Ten rok jest kolejnym z rzędu, w którym grupa Orlen planuje przeznaczyć na inwestycje rekordową kwotę. Jej wydatki na wszystkie przedsięwzięcia mają sięgnąć aż 36,2 mld zł. W 2022 r. było to 19,6 mld zł.
W obu przypadkach uwzględniono inwestycje w przejętych koncernach Lotos i PGNiG. „To ogromne środki, które w dużej mierze przeznaczymy na skuteczną transformację energetyczną, w tym rozwój energetyki odnawialnej oraz zeroemisyjnej technologii jądrowej. Pozwoli nam to budować długoterminowe bezpieczeństwo energetyczne Polski” – przekonuje Daniel Obajtek, prezes Orlenu.
Najwięcej na rafinerie
Zdecydowanie najwięcej pieniędzy, bo 9 mld zł, koncern chce przeznaczyć na rozwój biznesu rafineryjnego. Za te pieniądze będzie m.in. kontynuowana budowa instalacji: hydrokrakingu w litewskich Możejkach, bioetanolu drugiej generacji w Jedliczu, visbreakingu i HVO w Płocku oraz hydrokrakingowego bloku olejowego w Gdańsku. Ponadto w Gdańsku ma powstać morski terminal przeładunkowy produktów ropopochodnych na Martwej Wiśle. Podobne kwoty, bo po 6,4–7 mld zł, zasilą przedsięwzięcia realizowane w biznesach energetycznym, petrochemicznym i wydobywczym.
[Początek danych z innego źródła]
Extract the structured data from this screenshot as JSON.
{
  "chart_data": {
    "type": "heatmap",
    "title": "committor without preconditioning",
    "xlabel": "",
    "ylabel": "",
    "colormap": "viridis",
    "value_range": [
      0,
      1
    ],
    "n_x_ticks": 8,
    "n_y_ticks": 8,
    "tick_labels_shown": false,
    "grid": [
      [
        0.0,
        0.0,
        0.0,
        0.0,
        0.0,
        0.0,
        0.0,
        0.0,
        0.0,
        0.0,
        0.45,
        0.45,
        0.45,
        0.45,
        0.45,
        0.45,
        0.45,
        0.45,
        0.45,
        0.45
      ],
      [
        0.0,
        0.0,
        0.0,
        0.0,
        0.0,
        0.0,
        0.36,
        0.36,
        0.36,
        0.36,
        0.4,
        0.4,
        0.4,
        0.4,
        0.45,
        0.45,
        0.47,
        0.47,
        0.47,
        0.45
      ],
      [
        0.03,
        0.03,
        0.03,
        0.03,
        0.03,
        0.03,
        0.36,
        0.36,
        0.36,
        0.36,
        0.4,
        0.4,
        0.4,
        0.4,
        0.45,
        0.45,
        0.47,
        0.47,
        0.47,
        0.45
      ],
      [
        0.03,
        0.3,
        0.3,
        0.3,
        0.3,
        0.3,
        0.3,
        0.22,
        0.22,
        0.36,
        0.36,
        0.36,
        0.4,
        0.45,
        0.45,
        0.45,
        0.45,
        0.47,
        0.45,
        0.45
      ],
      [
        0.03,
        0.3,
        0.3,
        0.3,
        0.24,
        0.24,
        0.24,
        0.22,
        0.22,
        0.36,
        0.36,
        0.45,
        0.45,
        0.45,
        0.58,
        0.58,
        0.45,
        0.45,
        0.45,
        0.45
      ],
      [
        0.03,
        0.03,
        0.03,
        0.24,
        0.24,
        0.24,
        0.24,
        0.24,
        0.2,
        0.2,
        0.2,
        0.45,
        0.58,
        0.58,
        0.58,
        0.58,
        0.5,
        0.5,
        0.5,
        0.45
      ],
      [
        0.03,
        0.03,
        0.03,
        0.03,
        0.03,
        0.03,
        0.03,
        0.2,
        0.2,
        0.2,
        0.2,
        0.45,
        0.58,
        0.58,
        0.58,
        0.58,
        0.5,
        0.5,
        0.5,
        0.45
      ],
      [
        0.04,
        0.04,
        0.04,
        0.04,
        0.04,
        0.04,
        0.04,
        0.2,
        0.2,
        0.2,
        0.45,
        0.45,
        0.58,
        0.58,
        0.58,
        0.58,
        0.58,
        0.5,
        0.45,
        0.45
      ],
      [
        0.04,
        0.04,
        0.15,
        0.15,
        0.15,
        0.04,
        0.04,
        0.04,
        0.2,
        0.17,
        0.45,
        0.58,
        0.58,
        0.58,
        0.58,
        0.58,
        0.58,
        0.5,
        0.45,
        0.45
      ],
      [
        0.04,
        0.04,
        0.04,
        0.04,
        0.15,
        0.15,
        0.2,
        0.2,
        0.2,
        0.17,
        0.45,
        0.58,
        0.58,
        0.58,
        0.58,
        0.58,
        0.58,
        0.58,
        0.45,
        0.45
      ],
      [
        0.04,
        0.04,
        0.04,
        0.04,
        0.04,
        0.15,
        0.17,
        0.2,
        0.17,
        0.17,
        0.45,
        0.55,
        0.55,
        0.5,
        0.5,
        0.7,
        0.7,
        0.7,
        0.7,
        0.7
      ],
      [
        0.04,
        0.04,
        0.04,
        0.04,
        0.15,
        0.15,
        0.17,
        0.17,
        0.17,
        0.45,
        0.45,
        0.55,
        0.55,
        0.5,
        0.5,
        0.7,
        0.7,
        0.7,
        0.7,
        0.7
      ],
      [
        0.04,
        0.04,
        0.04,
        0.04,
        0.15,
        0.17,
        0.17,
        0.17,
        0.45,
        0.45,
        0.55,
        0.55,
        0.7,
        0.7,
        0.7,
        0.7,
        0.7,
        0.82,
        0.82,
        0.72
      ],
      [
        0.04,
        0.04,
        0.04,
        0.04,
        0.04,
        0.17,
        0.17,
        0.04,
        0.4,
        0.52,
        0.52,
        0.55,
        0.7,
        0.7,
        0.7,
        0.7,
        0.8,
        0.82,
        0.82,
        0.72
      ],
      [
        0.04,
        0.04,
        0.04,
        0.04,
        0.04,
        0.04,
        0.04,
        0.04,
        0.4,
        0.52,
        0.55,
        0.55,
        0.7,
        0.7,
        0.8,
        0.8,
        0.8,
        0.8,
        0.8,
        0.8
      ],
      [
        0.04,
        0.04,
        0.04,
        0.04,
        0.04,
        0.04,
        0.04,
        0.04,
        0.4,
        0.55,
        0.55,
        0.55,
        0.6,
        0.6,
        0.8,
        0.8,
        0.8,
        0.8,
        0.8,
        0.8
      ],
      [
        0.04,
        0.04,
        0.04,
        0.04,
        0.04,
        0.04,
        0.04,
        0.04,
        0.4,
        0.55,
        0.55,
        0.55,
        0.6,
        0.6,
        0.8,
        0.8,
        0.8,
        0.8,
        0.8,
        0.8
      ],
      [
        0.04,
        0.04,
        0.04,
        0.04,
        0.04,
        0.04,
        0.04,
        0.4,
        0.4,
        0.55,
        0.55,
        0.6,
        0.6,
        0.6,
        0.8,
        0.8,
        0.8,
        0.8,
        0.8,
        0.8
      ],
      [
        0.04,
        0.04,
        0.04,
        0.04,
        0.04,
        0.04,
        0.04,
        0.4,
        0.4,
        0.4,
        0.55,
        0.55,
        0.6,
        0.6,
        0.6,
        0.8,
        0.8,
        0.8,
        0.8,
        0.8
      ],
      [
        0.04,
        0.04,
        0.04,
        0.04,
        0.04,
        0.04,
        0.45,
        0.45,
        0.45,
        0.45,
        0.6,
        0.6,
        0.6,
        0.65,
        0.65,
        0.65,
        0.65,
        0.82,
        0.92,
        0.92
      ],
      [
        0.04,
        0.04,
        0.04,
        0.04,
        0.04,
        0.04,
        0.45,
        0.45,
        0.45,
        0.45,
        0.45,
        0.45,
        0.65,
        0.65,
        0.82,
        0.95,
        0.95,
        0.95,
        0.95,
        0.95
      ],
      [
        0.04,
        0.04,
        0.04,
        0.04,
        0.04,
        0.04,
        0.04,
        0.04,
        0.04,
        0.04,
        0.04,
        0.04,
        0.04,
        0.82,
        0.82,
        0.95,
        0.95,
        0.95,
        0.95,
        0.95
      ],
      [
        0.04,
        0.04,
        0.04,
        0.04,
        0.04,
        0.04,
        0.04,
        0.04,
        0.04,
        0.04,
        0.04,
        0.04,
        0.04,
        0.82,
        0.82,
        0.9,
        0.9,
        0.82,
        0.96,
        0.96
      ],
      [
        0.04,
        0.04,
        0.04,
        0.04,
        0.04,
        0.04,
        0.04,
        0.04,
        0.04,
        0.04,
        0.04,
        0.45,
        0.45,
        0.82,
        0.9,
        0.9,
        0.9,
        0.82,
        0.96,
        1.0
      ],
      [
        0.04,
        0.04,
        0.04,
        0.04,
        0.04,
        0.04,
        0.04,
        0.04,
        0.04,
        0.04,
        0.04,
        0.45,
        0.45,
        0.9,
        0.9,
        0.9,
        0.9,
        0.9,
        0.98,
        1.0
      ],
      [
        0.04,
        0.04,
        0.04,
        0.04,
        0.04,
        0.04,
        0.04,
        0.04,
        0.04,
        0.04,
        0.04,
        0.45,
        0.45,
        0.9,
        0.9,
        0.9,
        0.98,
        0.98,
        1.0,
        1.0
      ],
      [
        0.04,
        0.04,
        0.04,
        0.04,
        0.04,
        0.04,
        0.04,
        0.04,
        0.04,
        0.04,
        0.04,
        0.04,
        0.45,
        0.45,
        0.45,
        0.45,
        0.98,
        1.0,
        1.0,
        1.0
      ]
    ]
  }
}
W pierwszym z nich największe wydatki zaplanowano na modernizację aktywów oraz przyłączanie nowych odbiorców w zależnej Enerdze. Ponadto istotne sumy mają posłużyć do kontynuowania budowy bloków gazowo-parowych w Ostrołęce i Grudziądzu oraz realizacji projektów farm fotowoltaicznych i farmy wiatrowej na Bałtyku.